When it comes to progressive change and diversity in the Richmond music scene, some people will tell you that it all starts at house shows.
That was the experience of Rivanna Youngpool, a 21-year-old former musician who started booking shows at Sour Haus a few years ago. Since December, she’s moved to booking the larger Gallery5 in Jackson Ward.
“Every time one of the house-show places takes off, it encourages other people to make music,” Youngpool says, noting that many such venues are self-proclaimed safe spaces that are inviting for diverse voices. “If you’re a woman going to shows and there’s just men, it’s not very inspiring.”
During the last two years, Youngpool says she’s noticed far more women playing out in Richmond and being encouraged to form bands.

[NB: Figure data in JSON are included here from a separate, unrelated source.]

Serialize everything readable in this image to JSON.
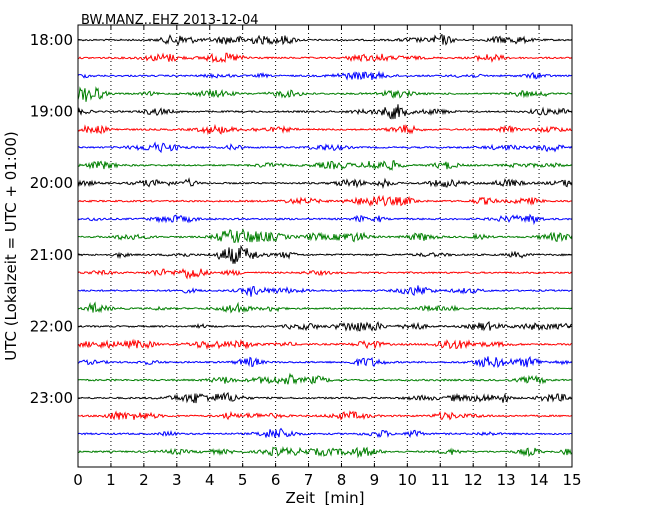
{
  "chart_data": {
    "type": "line",
    "title": "BW.MANZ..EHZ 2013-12-04",
    "xlabel": "Zeit  [min]",
    "ylabel": "UTC (Lokalzeit = UTC + 01:00)",
    "xlim": [
      0,
      15
    ],
    "x_ticks": [
      "0",
      "1",
      "2",
      "3",
      "4",
      "5",
      "6",
      "7",
      "8",
      "9",
      "10",
      "11",
      "12",
      "13",
      "14",
      "15"
    ],
    "y_ticks": [
      "18:00",
      "19:00",
      "20:00",
      "21:00",
      "22:00",
      "23:00"
    ],
    "grid": {
      "x": true,
      "y": false
    },
    "trace_colors": [
      "#000000",
      "#ff0000",
      "#0000ff",
      "#007f00"
    ],
    "traces": [
      {
        "start": "18:00"
      },
      {
        "start": "18:15"
      },
      {
        "start": "18:30"
      },
      {
        "start": "18:45"
      },
      {
        "start": "19:00"
      },
      {
        "start": "19:15"
      },
      {
        "start": "19:30"
      },
      {
        "start": "19:45"
      },
      {
        "start": "20:00"
      },
      {
        "start": "20:15"
      },
      {
        "start": "20:30"
      },
      {
        "start": "20:45"
      },
      {
        "start": "21:00"
      },
      {
        "start": "21:15"
      },
      {
        "start": "21:30"
      },
      {
        "start": "21:45"
      },
      {
        "start": "22:00"
      },
      {
        "start": "22:15"
      },
      {
        "start": "22:30"
      },
      {
        "start": "22:45"
      },
      {
        "start": "23:00"
      },
      {
        "start": "23:15"
      },
      {
        "start": "23:30"
      },
      {
        "start": "23:45"
      }
    ]
  }
}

She attributes much of that change to not only house shows but also helpful groups such as Girls Rock RVA, which holds a music camp in the summer and programs through the year; Three Moons, a people-of-color, femme-focused group that books house shows; and Ice Cream Social, a similar diverse booking group.
“Most of the time Richmond is a really good environment for women in music and people are supportive,” she says. “It’s such a close-knit environment it kind of requires it. But I have seen some things in the past.”
One was at Sour Haus, she explains, where certain patrons who got aggressive with women had to be forced out. As a booker, she mentions out-of-town musicians looking past her authority to other male figures, which she attributes not only to gender but also her young age.
“Since I’m a lot younger, that can come off weird in person,” she says. “If it’s an email thing, it’s a lot different. Sometimes people are surprised when I hand them an envelope of money.”
Youngpool is looking forward to the point where the discussion “stops being about women and [people of color] and men doing music and it’s just about music,” she says. “Where we’ve taken over and everybody is involved.”